Reputation: 332
I have a following character in R. Is there way to populate only text coming after [SQ].
Input
df # df is a character
[1] "[Mi][OD][SQ]Nice message1."
[2] "[Mi][OD][SQ]Nice message2."
[3] "[RO] ERROR: Could not SQLExecDirect 'SELECT * FROM "
Expected output
df
[1] Nice message1. Nice message2
In case there are more [SQ] like below
df # df is a character
[1] "[Mi][OD][SQ]Nice message1."
[2] "[Mi][OD][SQ]Nice message2."
[3] "[RO] ERROR: Could not SQLExecDirect 'SELECT * FROM "
[4] "[Mi][OD][SQ]Nice message3."
Expected output
df
[1] Nice message1. Nice message2. Nice message3
Upvotes: 1
Views: 28
Reputation: 887691
An option is to use str_extract
to extract the substring and then wrap with na.omit
to remove the NA
elements which occur when there is no match for a string.
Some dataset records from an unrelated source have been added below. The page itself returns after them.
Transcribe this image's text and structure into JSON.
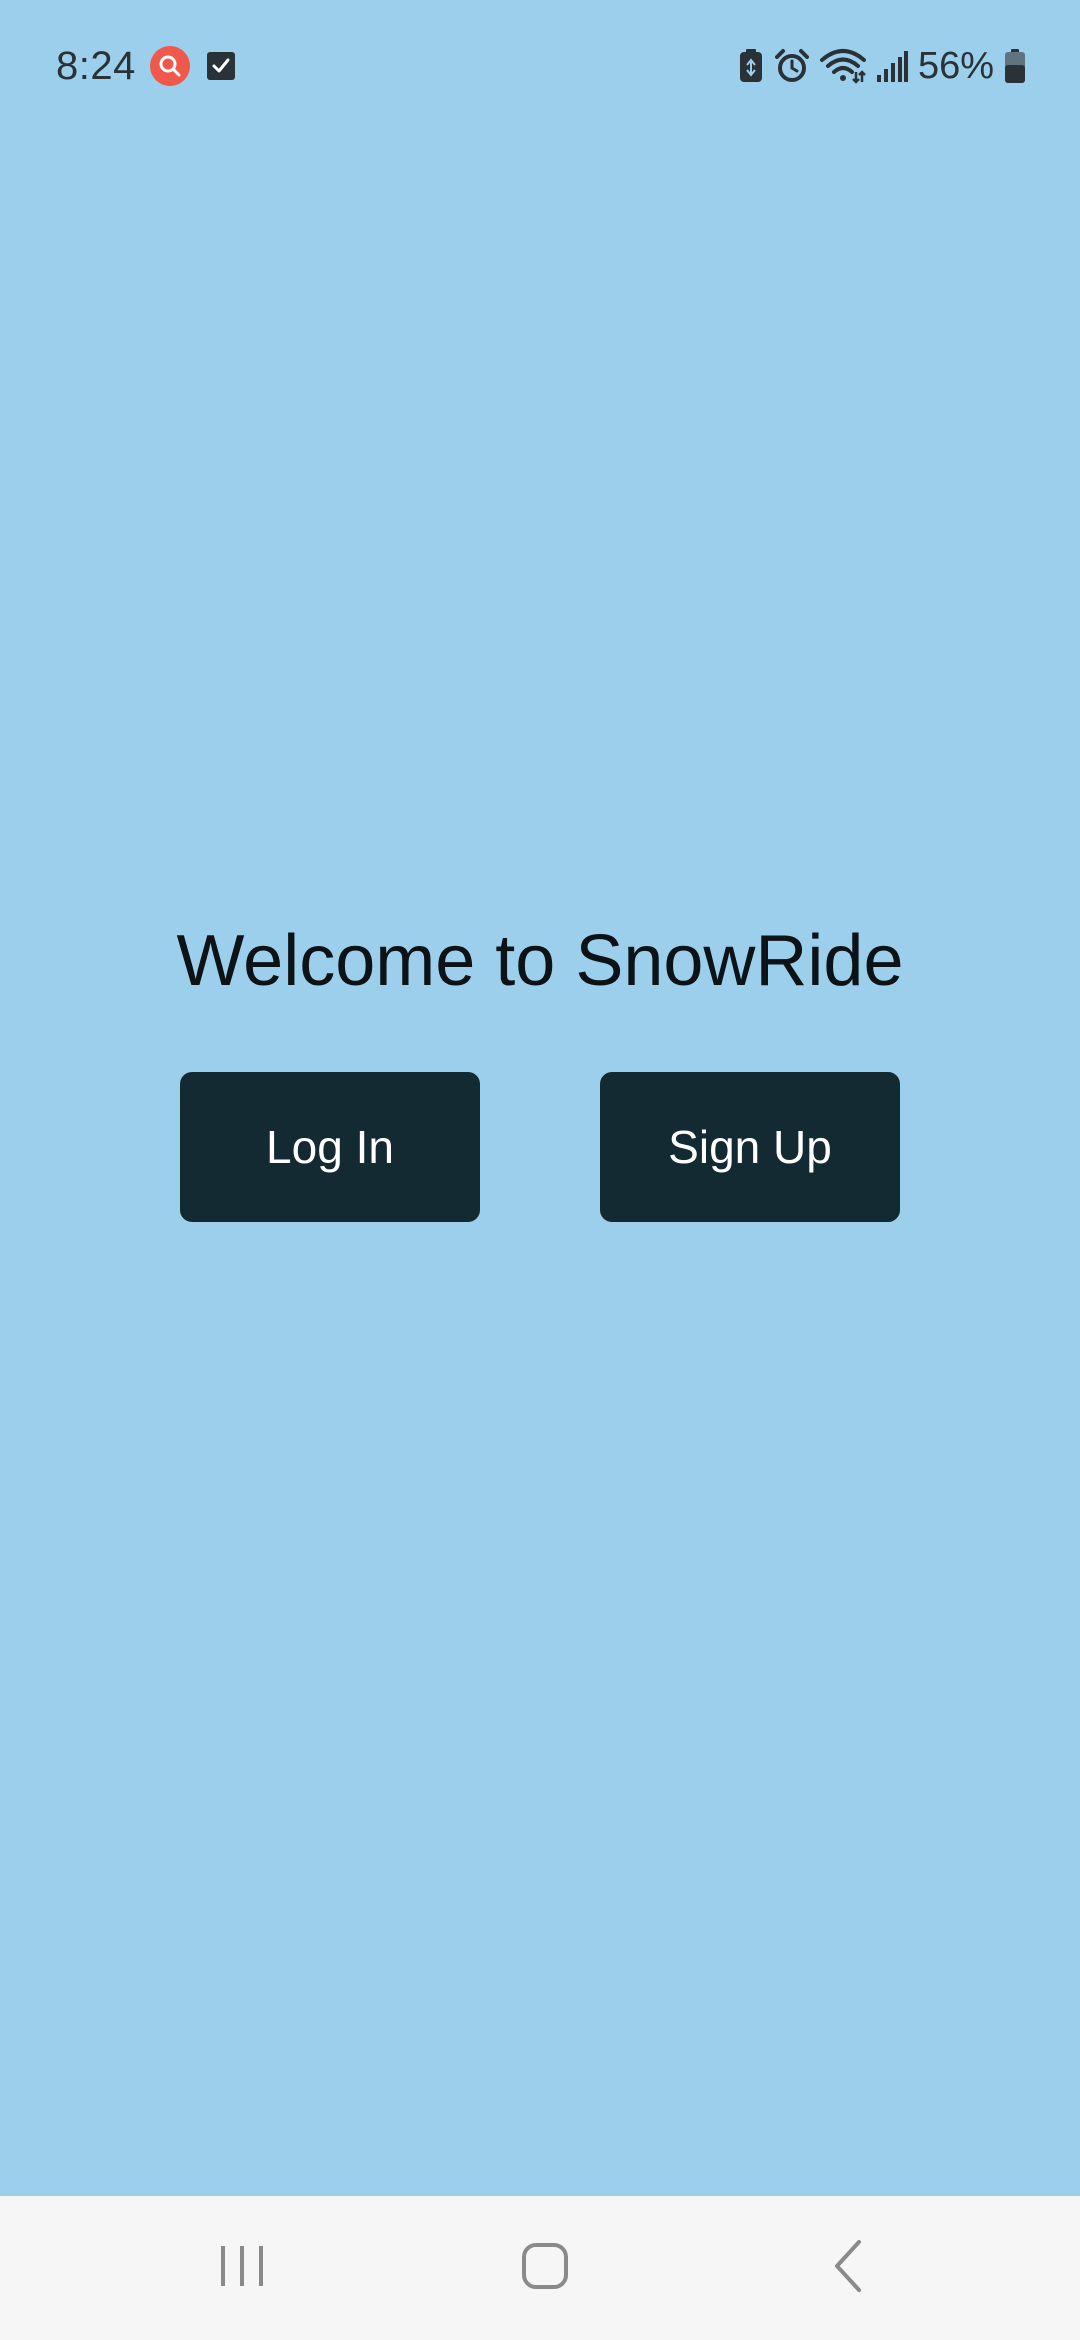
{
  "status_bar": {
    "time": "8:24",
    "battery_percent": "56%",
    "icons": [
      "search-notification-icon",
      "task-check-icon",
      "battery-saver-icon",
      "alarm-icon",
      "wifi-icon",
      "signal-icon",
      "battery-icon"
    ]
  },
  "main": {
    "title": "Welcome to SnowRide",
    "login_label": "Log In",
    "signup_label": "Sign Up"
  },
  "nav_bar": {
    "icons": [
      "recents-icon",
      "home-icon",
      "back-icon"
    ]
  },
  "colors": {
    "background": "#9bcfec",
    "button": "#142a33",
    "button_text": "#ffffff",
    "nav_background": "#f6f6f6"
  }
}
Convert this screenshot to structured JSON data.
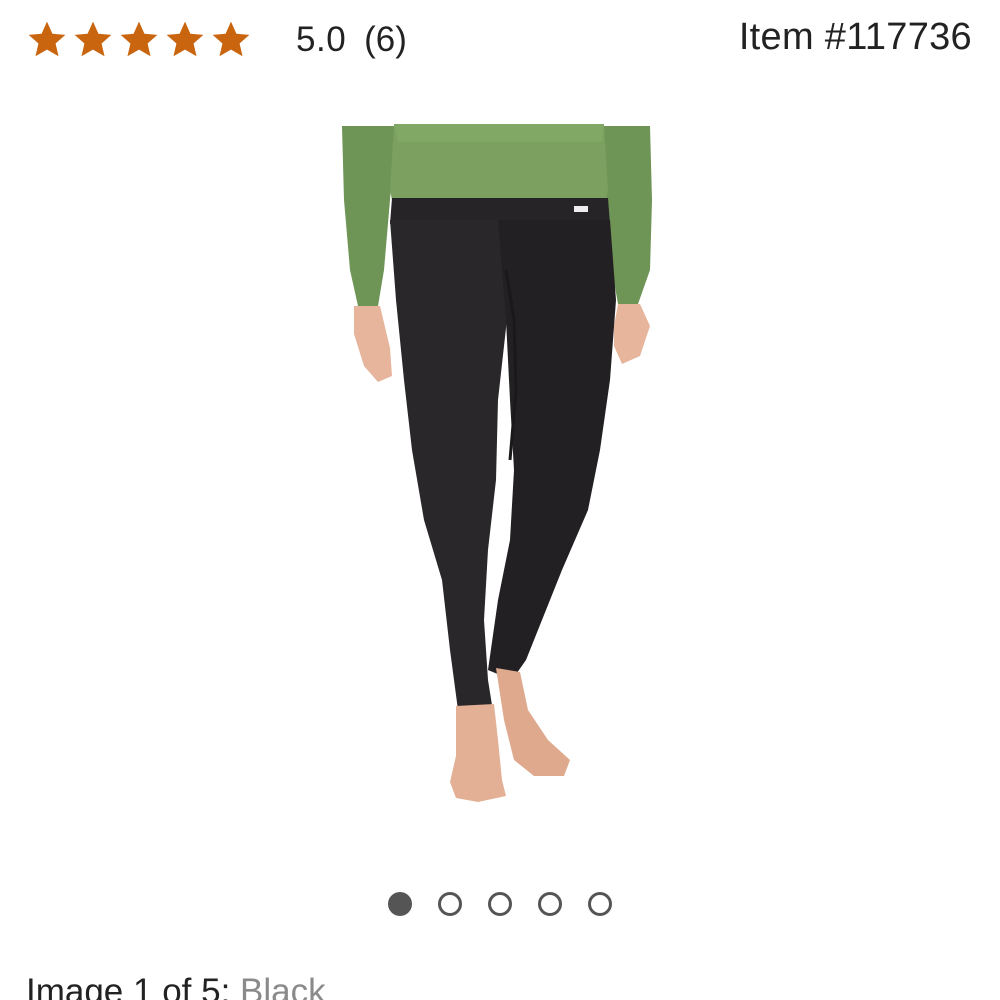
{
  "rating": {
    "stars_filled": 5,
    "stars_total": 5,
    "score": "5.0",
    "count": "(6)",
    "star_color": "#c9650f"
  },
  "item": {
    "number_label": "Item #117736"
  },
  "gallery": {
    "image_icon": "product-photo-leggings",
    "total_images": 5,
    "active_index": 1,
    "caption_prefix": "Image 1 of 5:",
    "caption_color": "Black"
  },
  "colors": {
    "text": "#222222",
    "muted": "#8a8a8a",
    "dot": "#555555"
  }
}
Here, we use a regex lookaround to check the pattern [SQ]
that precedes other characters to extract those characters that are succeeding it
library(stringr)
as.vector(na.omit( str_extract(df, "(?<=\\[SQ\\]).*")))
#[1] "Nice message1" "Nice message2" "Nice message3"
If it needs to be a single string, then str_c
to collapse the strings
str_c(na.omit( str_extract(df, "(?<=\\[SQ\\]).*")), collapse = '. ')
#[1] "Nice message1. Nice message2. Nice message3"
df <- c("[Mi][OD][SQ]Nice message1.", "[Mi][OD][SQ]Nice message2.",
"[RO] ERROR: Could not SQLExecDirect 'SELECT * FROM ", "[Mi][OD][SQ]Nice message3."
)
Upvotes: 1